Значит, снова, как и следовало ожидать, испытаннейшие понятия классической механики — на сей раз понятия координаты и скорости тела — обнаруживают свою непригодность в микромире. Или по меньшей мере ограниченную пригодность. Но ясно, что они должны были доказать физикам еще и свое могущество, как сумели это сделать понятия частицы и волны.
Можно сколько угодно вертеть и играть словами, а движение электрона все равно будет выражаться в пространственном перемещении! Стало быть, от какого-то представления о, местоположении электрона, или, другими словами, от понятия координаты, нам некуда деться. И как бы ни протекало это пространственное перемещение, должно же оно требовать времени! Стало быть, и от понятия скорости отказаться невозможно.
В общем физикам надо было выбираться из заколдованного круга, потому что природа не научила людей усматривать движение там, где ничто не меняется во времени и пространстве: тогда само понятие движения теряет для нас всякий смысл. Что же оставалось делать? Неужели следовало решиться на крайность — взять да и объявить, что разговаривать о движении в микромире вообще нельзя?! Пожалуй, это было бы равносильно отказу от позиция микродействительности. А кроме того…
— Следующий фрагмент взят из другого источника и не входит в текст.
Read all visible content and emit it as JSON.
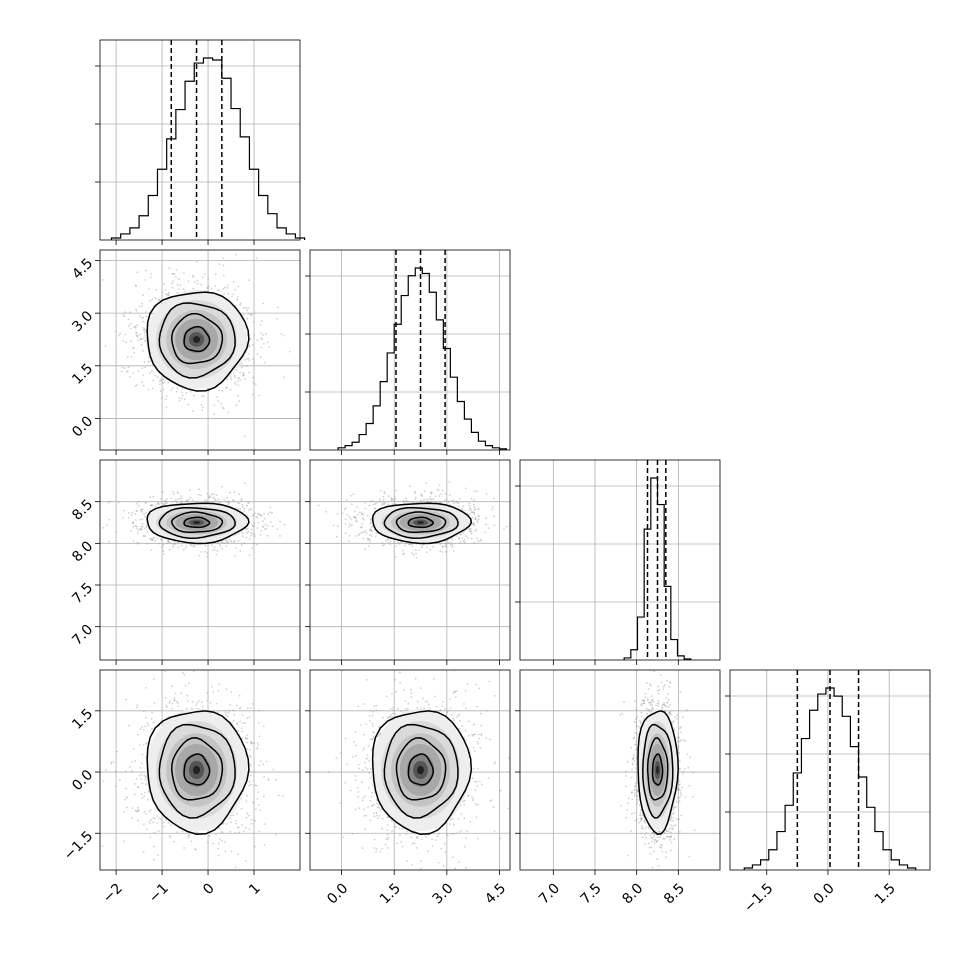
{
  "chart_data": {
    "type": "corner",
    "title": "",
    "parameters": 4,
    "parameter_ranges": [
      [
        -2.35,
        2.0
      ],
      [
        -0.9,
        4.8
      ],
      [
        6.6,
        9.0
      ],
      [
        -2.4,
        2.5
      ]
    ],
    "ticks": [
      {
        "values": [
          -2,
          -1,
          0,
          1
        ],
        "labels": [
          "−2",
          "−1",
          "0",
          "1"
        ]
      },
      {
        "values": [
          0.0,
          1.5,
          3.0,
          4.5
        ],
        "labels": [
          "0.0",
          "1.5",
          "3.0",
          "4.5"
        ]
      },
      {
        "values": [
          7.0,
          7.5,
          8.0,
          8.5
        ],
        "labels": [
          "7.0",
          "7.5",
          "8.0",
          "8.5"
        ]
      },
      {
        "values": [
          -1.5,
          0.0,
          1.5
        ],
        "labels": [
          "−1.5",
          "0.0",
          "1.5"
        ]
      }
    ],
    "marginals": [
      {
        "parameter": 0,
        "quantiles_16_50_84": [
          -0.8,
          -0.25,
          0.3
        ],
        "hist_bin_edges_start": -2.1,
        "bin_width": 0.2,
        "hist_counts": [
          2,
          6,
          12,
          24,
          44,
          70,
          100,
          129,
          157,
          175,
          180,
          178,
          160,
          130,
          102,
          70,
          44,
          26,
          12,
          6,
          2
        ]
      },
      {
        "parameter": 1,
        "quantiles_16_50_84": [
          1.55,
          2.25,
          2.95
        ],
        "hist_bin_edges_start": -0.1,
        "bin_width": 0.2,
        "hist_counts": [
          2,
          4,
          7,
          14,
          24,
          40,
          62,
          88,
          114,
          140,
          158,
          165,
          160,
          143,
          118,
          92,
          66,
          44,
          28,
          16,
          8,
          4,
          2,
          1
        ]
      },
      {
        "parameter": 2,
        "quantiles_16_50_84": [
          8.13,
          8.25,
          8.35
        ],
        "hist_bin_edges_start": 7.85,
        "bin_width": 0.08,
        "hist_counts": [
          2,
          10,
          42,
          128,
          178,
          152,
          72,
          20,
          4,
          1
        ]
      },
      {
        "parameter": 3,
        "quantiles_16_50_84": [
          -0.75,
          0.05,
          0.75
        ],
        "hist_bin_edges_start": -2.05,
        "bin_width": 0.2,
        "hist_counts": [
          2,
          5,
          10,
          20,
          38,
          64,
          96,
          130,
          158,
          174,
          180,
          172,
          152,
          122,
          92,
          62,
          38,
          20,
          10,
          5,
          2
        ]
      }
    ],
    "joint_distributions": [
      {
        "x_param": 0,
        "y_param": 1,
        "mean": [
          -0.25,
          2.25
        ],
        "std": [
          0.55,
          0.7
        ]
      },
      {
        "x_param": 0,
        "y_param": 2,
        "mean": [
          -0.25,
          8.25
        ],
        "std": [
          0.55,
          0.12
        ]
      },
      {
        "x_param": 1,
        "y_param": 2,
        "mean": [
          2.25,
          8.25
        ],
        "std": [
          0.7,
          0.12
        ]
      },
      {
        "x_param": 0,
        "y_param": 3,
        "mean": [
          -0.25,
          0.05
        ],
        "std": [
          0.55,
          0.75
        ]
      },
      {
        "x_param": 1,
        "y_param": 3,
        "mean": [
          2.25,
          0.05
        ],
        "std": [
          0.7,
          0.75
        ]
      },
      {
        "x_param": 2,
        "y_param": 3,
        "mean": [
          8.25,
          0.05
        ],
        "std": [
          0.12,
          0.75
        ]
      }
    ],
    "contour_levels_sigma": [
      0.5,
      1.0,
      1.5,
      2.0
    ],
    "grid": true,
    "colors": {
      "axes": "#000000",
      "grid": "#b0b0b0",
      "points": "#9a9a9a",
      "line": "#000000"
    }
  }
}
Вместо тяжеловесных научно-философских доводов услужливая память подсказывает знаменитые пушкинские строки:
И вправду — зрящий да видит: вот сквозь тьму прорывается луч маяка, это поток микрокентавров — фотонов, они, несомненно, движутся; вот лабораторную мишень поражает узкий пучок незримых снарядиков, выброшенных из дубенской гигантской атомной пращи, это тоже поток микрокентавров — протонов, и они, столь же несомненно, движутся; вот на арагацких кинокадрах оставляют за собою туманные нити электроны, мезоны, водородные ядра из космоса, и это тоже следы бесспорного движения микрокентавров. Словом, к нашим услугам — тысячи ярчайших доказательств медленного и быстрого перемещения во времени-пространстве волн-корпускул любого вида.
Так ярки эти доказательства, что зрелище кинжального прожекторного луча или белого звездопада в туманной камере наводит еще и на добавочное искушение: хочется воскликнуть: «Да ведь это движение по траекториям, кривые перемещения частиц видны невооруженным глазом!» Но вот тут уж надо прикусить язык. Такое неосторожное восклицание было бы непростительной оплошностью, даже большой — классический — опыт давно умудрил ученых не доверяться бесконтрольно грубым и часто обманчивым свидетельствам нашего зрения.
В древнем споре пушкинских мудрецов тот, второй, что начал молча ходить, дабы «доказать движение», выглядел, безусловно, победителем. Но Пушкин не стал бы писать свое стихотворение, если бы хотел сказать нам только это. Его занимала более глубокая мысль.
Итак, видимости надо доверять с осмотрительностью. Следовательно… Но подождите, прежде чем продолжать, хочется еще кое-что вытянуть из пушкинских стихов.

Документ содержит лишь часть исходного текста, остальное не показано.